Sophisticated Clients Still Need Reasonable Care and Skill Image

Sophisticated Clients Still Need Reasonable Care and Skill


With sophisticated clients, the temptation may be there to think that they don’t need your advice as a real estate professional as those clients know the ins and outs of agency, real estate buying and selling, and deals get done. But is that really the case?

In a recent British Columbia court case, Creswell Investments Ltd. v. Pavone, 2011 BCSC 1069, a sophisticated commercial buyer (the plaintiff) purchased a property that included a mezzanine. The mezzanine was constructed without the proper building permits, which the buyer testified he did not discover until approximately three years later when he had to spend $32,286.01 to bring the mezzanine into municipal compliance. The buyer sued the seller for non-disclosure of what he believed was a latent defect, not discoverable through a reasonable inspection.

In this case, the plaintiff’s real estate industry representative had acted as a buyer’s agent for a different buyer on the adjacent property one month earlier, which was the same as the subject project and also contained a non-compliant mezzanine. In that purchase, the contract included an addendum stating the mezzanine may or may not require City permits. The buyer in that purchase requested a standard form Property Disclosure Statement, which includes a question as to whether the vendor is aware of any additions or alterations made without a required permit. In response, the vendor checked the box “yes” and handwrote the word “mezzanine.”

However, in the purchase at issue before the Court, the plaintiff buyer did not request a Property Disclosure Statement and the defendant seller did not provide one. The buyer received permission from the seller to view the property’s file with the city, and was given the contact information of the mezzanine’s manufacturer within two days of the request, but there was no evidence provided to the court about what use, if any, was made of them. The plaintiff’s real estate industry professional did not suggest that the plaintiff request a Property Disclosure Statement nor did the industry professional advise his buyer client of the non-compliant mezzanine on the adjacent property. Ultimately, the court dismissed the plaintiff’s claim against the seller, in part, because the unauthorized status of the mezzanine was readily discoverable on reasonable inquiry and is therefore a patent defect to which the doctrine of caveat emptor (buyer beware) applies.
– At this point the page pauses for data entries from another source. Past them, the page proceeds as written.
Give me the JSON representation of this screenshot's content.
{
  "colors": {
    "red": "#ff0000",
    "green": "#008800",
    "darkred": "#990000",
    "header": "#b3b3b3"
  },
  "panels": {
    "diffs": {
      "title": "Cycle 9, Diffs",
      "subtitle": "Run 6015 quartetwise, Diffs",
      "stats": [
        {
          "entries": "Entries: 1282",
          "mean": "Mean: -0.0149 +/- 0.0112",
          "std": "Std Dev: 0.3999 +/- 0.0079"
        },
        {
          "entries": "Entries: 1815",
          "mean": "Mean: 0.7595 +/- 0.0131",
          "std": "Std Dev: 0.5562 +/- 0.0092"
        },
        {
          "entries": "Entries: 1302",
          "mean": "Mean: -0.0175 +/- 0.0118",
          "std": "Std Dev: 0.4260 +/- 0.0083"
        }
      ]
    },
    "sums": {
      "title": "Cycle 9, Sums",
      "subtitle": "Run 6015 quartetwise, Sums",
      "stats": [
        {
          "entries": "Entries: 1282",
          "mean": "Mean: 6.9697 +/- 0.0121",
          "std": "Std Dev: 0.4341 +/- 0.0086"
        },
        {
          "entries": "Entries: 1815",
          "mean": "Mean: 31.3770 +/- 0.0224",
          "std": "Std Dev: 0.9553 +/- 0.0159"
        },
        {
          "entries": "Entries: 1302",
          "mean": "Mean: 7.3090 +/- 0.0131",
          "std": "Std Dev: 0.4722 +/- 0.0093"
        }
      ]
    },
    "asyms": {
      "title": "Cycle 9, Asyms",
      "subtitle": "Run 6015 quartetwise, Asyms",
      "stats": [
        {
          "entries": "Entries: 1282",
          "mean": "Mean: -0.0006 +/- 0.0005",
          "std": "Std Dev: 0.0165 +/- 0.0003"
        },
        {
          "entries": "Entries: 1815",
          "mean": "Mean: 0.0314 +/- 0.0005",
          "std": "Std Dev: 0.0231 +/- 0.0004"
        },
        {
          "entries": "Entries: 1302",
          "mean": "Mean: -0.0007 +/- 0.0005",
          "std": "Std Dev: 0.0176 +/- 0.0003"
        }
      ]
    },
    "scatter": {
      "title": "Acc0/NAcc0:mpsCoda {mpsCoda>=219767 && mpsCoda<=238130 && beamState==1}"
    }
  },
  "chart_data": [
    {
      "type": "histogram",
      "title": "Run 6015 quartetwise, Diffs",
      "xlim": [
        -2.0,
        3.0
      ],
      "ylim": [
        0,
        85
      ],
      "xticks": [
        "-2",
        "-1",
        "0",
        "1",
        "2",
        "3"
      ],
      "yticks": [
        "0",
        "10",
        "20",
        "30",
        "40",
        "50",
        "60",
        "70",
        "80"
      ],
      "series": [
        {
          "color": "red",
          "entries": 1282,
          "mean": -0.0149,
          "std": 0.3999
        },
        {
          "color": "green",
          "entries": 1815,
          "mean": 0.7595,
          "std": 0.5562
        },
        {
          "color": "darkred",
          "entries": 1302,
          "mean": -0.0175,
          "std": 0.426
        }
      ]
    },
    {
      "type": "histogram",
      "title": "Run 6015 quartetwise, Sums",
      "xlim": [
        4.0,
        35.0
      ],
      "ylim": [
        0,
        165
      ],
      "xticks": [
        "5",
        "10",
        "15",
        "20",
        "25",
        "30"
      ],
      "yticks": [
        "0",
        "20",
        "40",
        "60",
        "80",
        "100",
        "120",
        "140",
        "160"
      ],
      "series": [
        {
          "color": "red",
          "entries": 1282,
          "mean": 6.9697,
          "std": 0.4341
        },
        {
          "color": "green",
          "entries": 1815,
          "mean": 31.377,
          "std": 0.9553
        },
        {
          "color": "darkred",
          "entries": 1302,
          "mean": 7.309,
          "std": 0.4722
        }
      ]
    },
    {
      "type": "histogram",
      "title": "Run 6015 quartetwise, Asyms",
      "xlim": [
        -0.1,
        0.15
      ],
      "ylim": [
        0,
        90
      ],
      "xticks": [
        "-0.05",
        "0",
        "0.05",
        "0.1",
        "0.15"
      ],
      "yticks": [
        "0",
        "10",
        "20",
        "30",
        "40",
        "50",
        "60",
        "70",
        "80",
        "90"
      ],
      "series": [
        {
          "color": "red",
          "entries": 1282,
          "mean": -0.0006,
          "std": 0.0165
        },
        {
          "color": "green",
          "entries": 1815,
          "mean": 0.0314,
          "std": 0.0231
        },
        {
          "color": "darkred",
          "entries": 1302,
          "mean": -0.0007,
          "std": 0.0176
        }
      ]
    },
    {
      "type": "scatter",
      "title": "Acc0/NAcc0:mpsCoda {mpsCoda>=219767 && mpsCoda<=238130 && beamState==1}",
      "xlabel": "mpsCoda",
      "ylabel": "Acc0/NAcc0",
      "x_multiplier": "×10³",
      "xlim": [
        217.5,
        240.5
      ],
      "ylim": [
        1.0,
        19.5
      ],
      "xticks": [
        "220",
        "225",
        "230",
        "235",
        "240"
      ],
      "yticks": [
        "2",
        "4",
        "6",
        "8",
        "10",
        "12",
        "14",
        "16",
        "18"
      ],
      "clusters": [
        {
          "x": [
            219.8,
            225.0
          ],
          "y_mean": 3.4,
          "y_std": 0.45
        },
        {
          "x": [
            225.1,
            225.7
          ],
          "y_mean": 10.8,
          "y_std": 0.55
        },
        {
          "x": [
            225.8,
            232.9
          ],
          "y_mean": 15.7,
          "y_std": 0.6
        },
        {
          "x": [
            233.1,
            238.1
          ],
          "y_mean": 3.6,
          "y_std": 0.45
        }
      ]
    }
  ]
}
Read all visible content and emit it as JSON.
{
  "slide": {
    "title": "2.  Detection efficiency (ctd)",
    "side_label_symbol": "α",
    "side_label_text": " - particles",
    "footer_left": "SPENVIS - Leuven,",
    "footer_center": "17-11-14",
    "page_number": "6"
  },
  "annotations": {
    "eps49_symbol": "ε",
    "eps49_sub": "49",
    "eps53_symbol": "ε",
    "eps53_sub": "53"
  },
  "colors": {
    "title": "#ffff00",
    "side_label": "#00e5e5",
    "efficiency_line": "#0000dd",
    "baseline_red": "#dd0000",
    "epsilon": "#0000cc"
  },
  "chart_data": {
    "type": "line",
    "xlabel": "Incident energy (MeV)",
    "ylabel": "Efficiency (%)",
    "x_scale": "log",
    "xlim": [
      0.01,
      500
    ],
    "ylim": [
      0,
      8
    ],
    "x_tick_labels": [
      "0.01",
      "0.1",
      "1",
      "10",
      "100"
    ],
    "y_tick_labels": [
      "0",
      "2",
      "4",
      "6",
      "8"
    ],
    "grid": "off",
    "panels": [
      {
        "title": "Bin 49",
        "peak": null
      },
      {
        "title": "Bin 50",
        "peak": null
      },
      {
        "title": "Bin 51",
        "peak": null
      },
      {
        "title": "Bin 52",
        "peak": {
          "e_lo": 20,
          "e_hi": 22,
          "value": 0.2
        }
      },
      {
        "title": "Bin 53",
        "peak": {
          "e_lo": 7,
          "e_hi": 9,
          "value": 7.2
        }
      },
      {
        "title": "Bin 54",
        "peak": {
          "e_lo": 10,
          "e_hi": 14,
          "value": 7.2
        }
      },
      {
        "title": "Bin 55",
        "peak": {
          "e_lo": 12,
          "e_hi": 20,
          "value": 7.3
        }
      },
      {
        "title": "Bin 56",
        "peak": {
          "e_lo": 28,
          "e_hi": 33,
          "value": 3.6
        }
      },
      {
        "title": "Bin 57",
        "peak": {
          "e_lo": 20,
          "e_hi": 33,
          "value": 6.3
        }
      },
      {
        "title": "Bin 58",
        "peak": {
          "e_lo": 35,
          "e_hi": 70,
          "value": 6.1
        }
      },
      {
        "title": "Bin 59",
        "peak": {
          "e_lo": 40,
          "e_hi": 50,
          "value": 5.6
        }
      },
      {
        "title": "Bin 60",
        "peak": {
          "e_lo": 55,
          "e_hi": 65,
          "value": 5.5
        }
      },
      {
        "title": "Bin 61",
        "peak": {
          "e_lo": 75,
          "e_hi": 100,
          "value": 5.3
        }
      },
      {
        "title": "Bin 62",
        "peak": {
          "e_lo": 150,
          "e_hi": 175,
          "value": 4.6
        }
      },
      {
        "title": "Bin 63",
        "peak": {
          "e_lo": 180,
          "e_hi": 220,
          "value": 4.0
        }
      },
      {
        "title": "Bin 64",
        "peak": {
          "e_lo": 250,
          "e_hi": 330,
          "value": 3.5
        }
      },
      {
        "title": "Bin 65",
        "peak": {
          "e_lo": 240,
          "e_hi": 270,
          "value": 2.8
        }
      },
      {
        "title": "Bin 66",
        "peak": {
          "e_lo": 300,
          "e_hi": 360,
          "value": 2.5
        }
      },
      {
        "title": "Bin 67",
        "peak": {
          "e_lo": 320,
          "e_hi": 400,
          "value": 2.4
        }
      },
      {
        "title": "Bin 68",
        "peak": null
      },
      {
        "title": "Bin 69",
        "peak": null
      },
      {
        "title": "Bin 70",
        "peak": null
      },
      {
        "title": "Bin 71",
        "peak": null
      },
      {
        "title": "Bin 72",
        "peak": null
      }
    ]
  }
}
In Alberta, section 58 of the Real Estate Act Rules, requires that an industry professional in sole agency with a buyer exercise reasonable care and skill; take reasonable steps to discover relevant facts pertaining to any property for which the buyer is considering making an offer; and disclose, in a timely manner, to the buyer all relevant facts known to the industry member affecting a property or transaction. In this case, the buyer’s (plaintiff’s) real estate representative was not a party to the proceedings and the court dismissed the plaintiff’s claim against the vendor.

Had this case taken place in Alberta, do you think the buyer might have legal recourse regarding the lack of reasonable care and skill from his industry professional?